Rafael Alberti. «Poesía en la depresión»

Poesía en la depresión

José Cueli

En el debate entre Kamala Harris y Mike Pence se repitió la división entre republicanos y demócratas. Destacó, desde mi punto de vista, la sencillez y poesía de Kamala, apostando por los desheredados que tratan de llegar a Estados Unidos y los que son ciudadanos que arribaron de otras naciones y que representan la grandeza del país del norte. Detrás de los migrantes está el miedo a la guerra nuclear, la hambruna, la pandemia, el cambio climático y la violencia racial.

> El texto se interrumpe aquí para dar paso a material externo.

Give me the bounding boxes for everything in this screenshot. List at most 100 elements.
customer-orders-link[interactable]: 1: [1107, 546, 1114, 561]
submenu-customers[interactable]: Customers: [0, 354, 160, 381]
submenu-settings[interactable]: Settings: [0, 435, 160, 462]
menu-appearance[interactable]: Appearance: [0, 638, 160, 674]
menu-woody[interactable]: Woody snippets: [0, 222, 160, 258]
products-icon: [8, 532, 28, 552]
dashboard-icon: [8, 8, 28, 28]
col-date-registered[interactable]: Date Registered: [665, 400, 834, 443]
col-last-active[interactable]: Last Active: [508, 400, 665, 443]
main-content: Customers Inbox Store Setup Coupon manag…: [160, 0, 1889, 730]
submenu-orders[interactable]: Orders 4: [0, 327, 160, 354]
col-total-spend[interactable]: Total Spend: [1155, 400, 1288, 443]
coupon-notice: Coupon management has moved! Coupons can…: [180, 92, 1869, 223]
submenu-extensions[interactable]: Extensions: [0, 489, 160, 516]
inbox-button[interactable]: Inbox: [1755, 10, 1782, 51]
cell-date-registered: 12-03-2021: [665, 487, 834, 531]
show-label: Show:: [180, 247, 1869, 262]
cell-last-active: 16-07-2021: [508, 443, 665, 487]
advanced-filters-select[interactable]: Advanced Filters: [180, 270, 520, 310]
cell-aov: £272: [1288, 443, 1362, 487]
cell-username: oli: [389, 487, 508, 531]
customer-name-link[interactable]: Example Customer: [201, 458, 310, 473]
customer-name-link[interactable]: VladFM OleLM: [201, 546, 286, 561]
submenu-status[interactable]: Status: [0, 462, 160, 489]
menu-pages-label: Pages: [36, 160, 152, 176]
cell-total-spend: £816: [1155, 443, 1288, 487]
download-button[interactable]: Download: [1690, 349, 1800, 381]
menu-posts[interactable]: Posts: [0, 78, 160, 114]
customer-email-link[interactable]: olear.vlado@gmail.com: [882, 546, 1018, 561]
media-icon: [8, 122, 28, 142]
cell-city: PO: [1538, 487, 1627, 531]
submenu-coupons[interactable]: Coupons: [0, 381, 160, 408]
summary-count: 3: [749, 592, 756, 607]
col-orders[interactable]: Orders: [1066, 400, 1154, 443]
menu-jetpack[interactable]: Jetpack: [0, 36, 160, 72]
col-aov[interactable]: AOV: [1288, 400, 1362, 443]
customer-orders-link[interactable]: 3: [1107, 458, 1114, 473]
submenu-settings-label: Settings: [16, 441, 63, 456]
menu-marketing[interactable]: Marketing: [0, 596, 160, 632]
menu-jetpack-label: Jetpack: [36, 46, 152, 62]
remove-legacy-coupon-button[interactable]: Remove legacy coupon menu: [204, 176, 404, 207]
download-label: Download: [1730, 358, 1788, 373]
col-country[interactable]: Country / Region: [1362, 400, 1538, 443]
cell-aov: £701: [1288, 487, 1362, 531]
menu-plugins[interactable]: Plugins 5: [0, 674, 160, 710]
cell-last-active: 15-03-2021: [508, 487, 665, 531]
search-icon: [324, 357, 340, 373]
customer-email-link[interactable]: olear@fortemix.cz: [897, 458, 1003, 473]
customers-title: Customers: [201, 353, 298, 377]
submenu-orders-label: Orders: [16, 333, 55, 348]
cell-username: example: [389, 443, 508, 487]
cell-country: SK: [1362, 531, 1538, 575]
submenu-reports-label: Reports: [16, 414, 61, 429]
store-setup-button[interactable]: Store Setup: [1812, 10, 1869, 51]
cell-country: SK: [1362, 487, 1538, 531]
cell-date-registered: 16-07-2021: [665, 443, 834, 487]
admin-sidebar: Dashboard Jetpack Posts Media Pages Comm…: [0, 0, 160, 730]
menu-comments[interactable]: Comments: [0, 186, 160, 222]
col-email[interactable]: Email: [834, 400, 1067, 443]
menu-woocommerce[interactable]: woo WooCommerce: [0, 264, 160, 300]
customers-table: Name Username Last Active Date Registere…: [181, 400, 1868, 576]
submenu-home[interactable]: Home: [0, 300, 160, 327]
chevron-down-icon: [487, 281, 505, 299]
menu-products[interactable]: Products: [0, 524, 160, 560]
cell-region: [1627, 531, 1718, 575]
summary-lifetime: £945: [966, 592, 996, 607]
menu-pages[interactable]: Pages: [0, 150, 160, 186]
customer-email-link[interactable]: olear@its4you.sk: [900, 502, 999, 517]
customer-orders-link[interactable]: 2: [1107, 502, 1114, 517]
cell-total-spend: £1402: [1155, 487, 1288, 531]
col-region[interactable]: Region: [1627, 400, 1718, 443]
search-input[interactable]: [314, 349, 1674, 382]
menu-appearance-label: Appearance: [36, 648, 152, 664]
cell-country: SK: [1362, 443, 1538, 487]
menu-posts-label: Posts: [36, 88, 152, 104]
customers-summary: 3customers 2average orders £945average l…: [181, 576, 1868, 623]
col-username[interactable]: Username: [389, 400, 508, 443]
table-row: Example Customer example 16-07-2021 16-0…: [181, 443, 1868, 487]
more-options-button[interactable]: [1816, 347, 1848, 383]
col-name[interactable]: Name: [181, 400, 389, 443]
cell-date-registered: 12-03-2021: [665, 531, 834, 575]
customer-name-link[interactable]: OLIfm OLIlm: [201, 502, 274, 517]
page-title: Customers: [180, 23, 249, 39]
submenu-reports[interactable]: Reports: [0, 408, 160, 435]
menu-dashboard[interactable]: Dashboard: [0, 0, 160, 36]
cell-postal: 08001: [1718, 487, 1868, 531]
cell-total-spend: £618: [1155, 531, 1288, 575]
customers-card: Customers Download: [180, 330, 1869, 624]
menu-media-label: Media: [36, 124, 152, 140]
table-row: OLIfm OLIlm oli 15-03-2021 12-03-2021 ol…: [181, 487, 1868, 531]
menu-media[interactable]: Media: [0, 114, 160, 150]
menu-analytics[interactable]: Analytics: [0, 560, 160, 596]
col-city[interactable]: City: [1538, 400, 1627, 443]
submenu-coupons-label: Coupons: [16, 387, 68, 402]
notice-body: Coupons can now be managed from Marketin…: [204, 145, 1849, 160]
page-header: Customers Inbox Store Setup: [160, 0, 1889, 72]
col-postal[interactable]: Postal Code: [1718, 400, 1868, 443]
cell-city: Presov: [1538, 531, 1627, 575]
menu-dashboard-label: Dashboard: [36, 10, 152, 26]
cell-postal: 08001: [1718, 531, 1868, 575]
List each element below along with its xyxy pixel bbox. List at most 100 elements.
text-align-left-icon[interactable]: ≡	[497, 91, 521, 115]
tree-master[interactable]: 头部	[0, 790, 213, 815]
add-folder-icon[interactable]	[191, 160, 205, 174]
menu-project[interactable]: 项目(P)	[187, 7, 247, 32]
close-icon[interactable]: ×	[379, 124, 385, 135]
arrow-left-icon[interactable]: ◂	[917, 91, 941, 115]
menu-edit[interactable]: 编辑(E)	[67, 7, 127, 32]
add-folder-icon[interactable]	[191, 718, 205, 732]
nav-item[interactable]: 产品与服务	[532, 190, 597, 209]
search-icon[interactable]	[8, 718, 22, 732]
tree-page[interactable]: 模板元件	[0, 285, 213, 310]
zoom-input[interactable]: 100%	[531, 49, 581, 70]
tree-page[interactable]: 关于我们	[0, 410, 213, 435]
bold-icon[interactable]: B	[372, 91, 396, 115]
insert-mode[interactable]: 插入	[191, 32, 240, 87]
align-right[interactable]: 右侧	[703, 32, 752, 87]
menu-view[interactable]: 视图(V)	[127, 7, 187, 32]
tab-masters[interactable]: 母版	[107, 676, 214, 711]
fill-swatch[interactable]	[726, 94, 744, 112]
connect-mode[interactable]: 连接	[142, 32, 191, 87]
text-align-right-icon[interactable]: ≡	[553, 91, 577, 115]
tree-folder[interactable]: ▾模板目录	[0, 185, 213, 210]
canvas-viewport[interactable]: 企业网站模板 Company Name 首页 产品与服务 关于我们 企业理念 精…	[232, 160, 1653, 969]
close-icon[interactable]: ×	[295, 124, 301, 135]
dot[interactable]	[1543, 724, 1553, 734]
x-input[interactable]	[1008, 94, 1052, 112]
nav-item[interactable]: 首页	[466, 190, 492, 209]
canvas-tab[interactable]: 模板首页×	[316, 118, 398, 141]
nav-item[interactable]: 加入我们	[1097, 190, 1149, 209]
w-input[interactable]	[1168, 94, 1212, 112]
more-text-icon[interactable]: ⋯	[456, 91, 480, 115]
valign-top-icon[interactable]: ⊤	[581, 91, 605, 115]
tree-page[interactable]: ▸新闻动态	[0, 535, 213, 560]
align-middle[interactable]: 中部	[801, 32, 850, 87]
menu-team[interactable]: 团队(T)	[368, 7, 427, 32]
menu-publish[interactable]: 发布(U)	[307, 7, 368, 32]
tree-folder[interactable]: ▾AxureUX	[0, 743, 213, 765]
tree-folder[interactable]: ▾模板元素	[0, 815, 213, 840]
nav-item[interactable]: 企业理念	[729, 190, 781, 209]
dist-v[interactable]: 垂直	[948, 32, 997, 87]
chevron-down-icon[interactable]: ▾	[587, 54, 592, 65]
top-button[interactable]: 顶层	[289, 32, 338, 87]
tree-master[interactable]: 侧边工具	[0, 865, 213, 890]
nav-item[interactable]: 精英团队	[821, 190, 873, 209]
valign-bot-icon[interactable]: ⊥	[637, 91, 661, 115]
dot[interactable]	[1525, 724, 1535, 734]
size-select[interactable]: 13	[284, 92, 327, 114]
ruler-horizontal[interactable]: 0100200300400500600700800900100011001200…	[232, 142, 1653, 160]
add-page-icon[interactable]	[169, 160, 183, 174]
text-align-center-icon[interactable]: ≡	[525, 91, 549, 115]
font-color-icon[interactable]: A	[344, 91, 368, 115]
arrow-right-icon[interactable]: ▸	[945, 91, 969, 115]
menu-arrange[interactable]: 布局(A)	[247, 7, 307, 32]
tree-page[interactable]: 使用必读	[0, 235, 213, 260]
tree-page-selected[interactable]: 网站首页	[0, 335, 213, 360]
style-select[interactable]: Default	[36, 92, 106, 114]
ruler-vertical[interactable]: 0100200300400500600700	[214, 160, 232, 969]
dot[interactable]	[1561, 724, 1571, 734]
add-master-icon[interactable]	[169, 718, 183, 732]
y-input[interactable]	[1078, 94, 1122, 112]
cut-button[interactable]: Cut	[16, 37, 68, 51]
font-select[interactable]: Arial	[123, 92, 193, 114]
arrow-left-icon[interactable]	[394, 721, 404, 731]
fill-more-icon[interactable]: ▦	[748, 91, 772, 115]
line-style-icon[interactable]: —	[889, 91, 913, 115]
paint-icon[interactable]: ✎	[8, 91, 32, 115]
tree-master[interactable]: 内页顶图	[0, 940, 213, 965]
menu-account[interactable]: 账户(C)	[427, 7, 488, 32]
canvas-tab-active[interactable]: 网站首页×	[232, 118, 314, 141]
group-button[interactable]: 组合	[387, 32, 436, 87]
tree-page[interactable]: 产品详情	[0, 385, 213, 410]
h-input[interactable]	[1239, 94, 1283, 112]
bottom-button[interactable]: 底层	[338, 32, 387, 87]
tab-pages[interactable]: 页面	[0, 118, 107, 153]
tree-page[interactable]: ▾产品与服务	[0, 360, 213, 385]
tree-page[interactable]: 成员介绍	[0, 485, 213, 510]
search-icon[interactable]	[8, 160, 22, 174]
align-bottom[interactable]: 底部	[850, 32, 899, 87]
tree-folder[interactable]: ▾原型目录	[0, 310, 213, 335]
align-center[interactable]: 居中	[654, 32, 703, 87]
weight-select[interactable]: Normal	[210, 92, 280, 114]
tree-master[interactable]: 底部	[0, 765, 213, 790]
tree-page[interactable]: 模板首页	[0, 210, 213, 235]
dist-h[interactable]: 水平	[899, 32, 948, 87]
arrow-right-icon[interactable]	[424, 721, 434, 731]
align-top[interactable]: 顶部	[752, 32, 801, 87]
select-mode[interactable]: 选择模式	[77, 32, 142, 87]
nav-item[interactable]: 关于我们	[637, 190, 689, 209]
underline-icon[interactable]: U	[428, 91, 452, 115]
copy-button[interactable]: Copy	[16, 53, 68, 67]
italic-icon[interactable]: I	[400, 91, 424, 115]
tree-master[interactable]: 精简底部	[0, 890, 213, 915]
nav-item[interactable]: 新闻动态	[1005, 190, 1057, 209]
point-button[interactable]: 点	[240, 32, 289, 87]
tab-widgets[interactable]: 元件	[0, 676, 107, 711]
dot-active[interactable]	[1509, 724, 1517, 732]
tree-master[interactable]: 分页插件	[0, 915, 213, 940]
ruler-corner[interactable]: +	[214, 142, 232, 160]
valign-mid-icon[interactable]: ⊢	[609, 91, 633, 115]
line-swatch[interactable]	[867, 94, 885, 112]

En alguna parte la asocio con el poeta Rafael Alberti cuando llenaba las plazas de toros en España al inicio de la guerra civil con miles de obreros de boina y campesinos de sombrero de ala ancha escuchar un teatro de urgencia, expresión de política comprometida y activismo en la contienda que ensangrentaría a España.

Decía Alberti: Me levanto y miro ¡sangre a la derecha, / a la izquierda, sangre. / Mañana dejo mi casa / dejó los bueyes y el pueblo./ ¡Salud! ¿ Adónde vas, dime? Voy al quinto regimiento / soy del quinto regimiento.

Entrado en gastos canto por las alegrías del famoso galope de musicalidad flamenca en la que vibró Andalucía: Las tierras, las tierras, las tierras de España / las grandes, las solas, desiertas llanuras / galopa caballo cuatralbo / jinete del pueblo / al sol y la luna, / galopa, galopa / hasta enterrarlos en la mar / a corazón suenan, resuenan, resuenan / las tierras de España en las herraduras. / Galopa, jinete del pueblo, / caballo cuatralbo, caballo de espuma / Galopa, galopa…

Y venga ritmo, taconeo con redoble de palmas en un constante estribillo: las tierras, las tierras, las tierras / suenan, resuenan / galopa, galopa caballo cuatralbo / galopa, galopa que la tierra es tuya.

Insistente ritmo sexual de las estrofas que convergen en la expresión imaginativa del sonido del galope continuo in crescendo… Galopa, galopa, suena, suena, resuena; anda venga, niña, galopa, galopa, suenan las palmas.

Rafael Alberti, el de las deliciosas y alambicada frase que galopa y deja oír las pisadas de caballos y bailaoras, toros y toreros, despliega mi memoria hasta los recovecos inconscientes y silenciosos del deseo andaluz en una poesía que recoge el deseo español en su galopar, estremecido hasta la excitación y el vértigo del cálculo gozoso de una sexualidad exuberante que galopa y resuena.

La poesía de Rafael Alberti me vincula con la expresión no verbal poética de Kamala sobre los desheredados de su país. Poesía que es galopar de caballos cuatralbos, sorpresivos, pero que no serán inesperados, girando en formas acrobáticas y locuaces, estilizadas y lúdicas que suenan, suenan y resuenan en la noche americana.